04/01/2016 - 20:05
AUDITOR: Person that arrives after a battle to finish off the wounded.
BULL MARKET: A random market movement causing an investor to mistake himself for a financial genius
BEAR MARKET: Eight months when the kids get no allowance, the wife gets no jewellery and the husband gets no sex
BROKER: The person that you trust with thousands of your hard-earned dollars
BROKER — What my broker has made me.
CASH FLOW– The movement your money makes as it disappears down the toilet.
CEO – Chief Embezzlement Officer.
CFO – Corporate Fraud Officer.
EBIT: Earnings before irregularities and tampering
EBITDA: Earnings before I tricked the dumb auditor
FINANCIAL PLANNER — A guy whose phone has been disconnected.
INSTITUTIONAL INVESTOR — Past year investor who’s now locked up in a nuthouse.

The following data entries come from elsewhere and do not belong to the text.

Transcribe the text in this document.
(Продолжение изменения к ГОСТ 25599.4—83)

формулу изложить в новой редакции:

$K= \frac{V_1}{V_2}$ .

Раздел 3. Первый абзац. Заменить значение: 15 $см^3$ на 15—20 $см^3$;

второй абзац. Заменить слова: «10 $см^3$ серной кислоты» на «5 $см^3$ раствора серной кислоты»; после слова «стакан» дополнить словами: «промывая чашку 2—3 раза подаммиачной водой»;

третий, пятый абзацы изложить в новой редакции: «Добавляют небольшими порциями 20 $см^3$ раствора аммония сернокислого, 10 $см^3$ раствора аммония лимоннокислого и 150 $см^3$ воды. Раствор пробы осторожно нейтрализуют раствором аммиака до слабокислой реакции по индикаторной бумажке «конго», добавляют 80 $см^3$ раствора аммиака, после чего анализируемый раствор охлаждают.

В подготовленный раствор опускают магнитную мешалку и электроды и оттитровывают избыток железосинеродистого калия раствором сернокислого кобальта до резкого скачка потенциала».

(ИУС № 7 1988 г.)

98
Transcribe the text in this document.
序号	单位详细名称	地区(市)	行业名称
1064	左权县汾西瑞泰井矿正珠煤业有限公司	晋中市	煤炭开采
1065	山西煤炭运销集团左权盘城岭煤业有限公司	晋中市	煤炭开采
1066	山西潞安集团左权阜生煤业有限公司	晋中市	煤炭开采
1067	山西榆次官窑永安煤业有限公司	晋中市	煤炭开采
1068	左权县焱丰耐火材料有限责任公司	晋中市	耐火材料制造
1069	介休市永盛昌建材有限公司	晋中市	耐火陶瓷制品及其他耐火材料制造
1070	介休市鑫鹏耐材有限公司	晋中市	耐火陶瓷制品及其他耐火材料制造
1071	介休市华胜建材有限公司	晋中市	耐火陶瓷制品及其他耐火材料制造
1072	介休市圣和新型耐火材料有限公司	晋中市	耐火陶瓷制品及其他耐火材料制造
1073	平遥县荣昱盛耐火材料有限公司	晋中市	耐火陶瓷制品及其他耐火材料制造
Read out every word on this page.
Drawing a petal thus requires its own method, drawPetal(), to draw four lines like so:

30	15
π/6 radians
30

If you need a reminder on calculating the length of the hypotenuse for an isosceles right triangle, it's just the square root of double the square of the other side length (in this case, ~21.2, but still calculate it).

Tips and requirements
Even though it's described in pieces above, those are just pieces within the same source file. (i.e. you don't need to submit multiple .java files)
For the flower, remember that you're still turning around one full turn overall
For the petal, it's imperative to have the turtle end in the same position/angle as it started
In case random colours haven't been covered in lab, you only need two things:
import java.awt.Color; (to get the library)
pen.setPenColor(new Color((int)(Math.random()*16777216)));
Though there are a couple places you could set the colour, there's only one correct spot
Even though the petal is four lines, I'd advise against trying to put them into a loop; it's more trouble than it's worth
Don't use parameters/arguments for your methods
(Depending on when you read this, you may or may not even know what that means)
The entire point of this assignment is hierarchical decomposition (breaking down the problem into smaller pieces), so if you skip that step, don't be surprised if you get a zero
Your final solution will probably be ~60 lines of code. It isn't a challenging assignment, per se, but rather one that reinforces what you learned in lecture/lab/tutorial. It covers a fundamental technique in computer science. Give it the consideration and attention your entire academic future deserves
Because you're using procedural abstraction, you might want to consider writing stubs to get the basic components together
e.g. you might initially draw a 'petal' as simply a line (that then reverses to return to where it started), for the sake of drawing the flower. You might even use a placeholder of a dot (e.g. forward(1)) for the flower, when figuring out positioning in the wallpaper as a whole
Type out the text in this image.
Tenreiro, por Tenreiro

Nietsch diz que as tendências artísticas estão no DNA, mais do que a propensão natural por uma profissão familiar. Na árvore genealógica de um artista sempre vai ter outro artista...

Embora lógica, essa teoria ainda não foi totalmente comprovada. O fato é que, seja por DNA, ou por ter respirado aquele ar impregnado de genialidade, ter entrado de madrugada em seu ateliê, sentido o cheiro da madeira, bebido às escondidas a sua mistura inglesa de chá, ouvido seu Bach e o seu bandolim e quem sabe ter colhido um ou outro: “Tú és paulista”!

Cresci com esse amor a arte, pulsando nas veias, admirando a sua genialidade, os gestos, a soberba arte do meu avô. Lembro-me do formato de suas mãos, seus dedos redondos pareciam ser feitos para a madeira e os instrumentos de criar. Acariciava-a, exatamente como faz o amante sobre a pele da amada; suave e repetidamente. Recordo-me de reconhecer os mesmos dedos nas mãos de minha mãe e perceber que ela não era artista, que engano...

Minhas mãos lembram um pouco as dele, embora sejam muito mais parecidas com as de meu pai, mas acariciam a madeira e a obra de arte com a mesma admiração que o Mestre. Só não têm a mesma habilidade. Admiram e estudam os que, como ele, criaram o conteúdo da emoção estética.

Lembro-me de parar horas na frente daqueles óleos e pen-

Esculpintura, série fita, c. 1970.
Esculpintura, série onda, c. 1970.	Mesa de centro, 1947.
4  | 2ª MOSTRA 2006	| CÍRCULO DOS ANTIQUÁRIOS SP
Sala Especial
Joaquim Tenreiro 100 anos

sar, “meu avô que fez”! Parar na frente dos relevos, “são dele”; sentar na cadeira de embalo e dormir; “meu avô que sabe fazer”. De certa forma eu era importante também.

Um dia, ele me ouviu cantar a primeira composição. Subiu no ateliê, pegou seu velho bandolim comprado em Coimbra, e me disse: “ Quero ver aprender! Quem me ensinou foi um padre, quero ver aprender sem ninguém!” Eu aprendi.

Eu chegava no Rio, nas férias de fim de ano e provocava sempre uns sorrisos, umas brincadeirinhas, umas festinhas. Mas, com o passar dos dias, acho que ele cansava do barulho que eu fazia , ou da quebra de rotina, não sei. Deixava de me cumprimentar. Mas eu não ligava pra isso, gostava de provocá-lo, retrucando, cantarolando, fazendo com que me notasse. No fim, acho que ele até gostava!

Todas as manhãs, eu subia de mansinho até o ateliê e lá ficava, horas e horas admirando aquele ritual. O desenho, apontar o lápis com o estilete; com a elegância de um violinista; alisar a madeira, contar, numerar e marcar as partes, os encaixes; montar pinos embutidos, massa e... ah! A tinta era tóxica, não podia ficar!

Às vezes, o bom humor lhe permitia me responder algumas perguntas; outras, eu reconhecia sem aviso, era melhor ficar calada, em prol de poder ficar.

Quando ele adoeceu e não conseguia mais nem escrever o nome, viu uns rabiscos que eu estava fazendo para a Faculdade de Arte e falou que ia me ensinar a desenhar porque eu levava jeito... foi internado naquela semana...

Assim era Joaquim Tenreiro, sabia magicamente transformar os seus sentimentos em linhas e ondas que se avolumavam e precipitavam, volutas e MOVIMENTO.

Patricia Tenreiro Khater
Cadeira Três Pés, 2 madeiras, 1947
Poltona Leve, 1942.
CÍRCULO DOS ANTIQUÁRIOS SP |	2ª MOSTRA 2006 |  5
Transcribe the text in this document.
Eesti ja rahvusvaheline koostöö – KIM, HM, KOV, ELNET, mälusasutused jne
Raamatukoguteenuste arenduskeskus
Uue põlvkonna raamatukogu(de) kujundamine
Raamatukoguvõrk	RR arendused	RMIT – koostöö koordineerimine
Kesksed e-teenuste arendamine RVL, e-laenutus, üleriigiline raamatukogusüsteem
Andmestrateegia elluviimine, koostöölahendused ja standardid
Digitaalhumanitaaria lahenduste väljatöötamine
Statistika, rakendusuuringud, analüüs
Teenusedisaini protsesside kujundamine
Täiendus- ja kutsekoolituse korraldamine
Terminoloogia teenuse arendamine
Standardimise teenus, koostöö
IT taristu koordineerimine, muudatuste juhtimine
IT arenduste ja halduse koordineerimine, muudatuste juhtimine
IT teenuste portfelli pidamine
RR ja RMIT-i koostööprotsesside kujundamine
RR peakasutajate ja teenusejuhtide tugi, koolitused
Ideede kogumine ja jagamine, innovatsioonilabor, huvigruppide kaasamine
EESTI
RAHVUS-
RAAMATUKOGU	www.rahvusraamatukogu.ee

MARKET CORRECTION — The day after you buy stocks.
MOMENTUM INVESTING: The art of buying high and selling low
VALUE INVESTING — The art of buying low and selling lower.
PROFIT — An archaic word no longer in use
P/E RATIO — The percentage of investors wetting their pants as the market keeps crashing.
STANDARD & POOR — Your life in a nutshell.
STOCK ANALYST — Idiot who just downgraded your stock
STOCK SPLIT — When your ex-wife and her lawyer split your assets equally between themselves.
WINDOWS — What you jump out of when you’re the sucker who bought Yahoo @ $240 per share
YAHOO — What you yell after selling it to some poor sucker for $240 per share.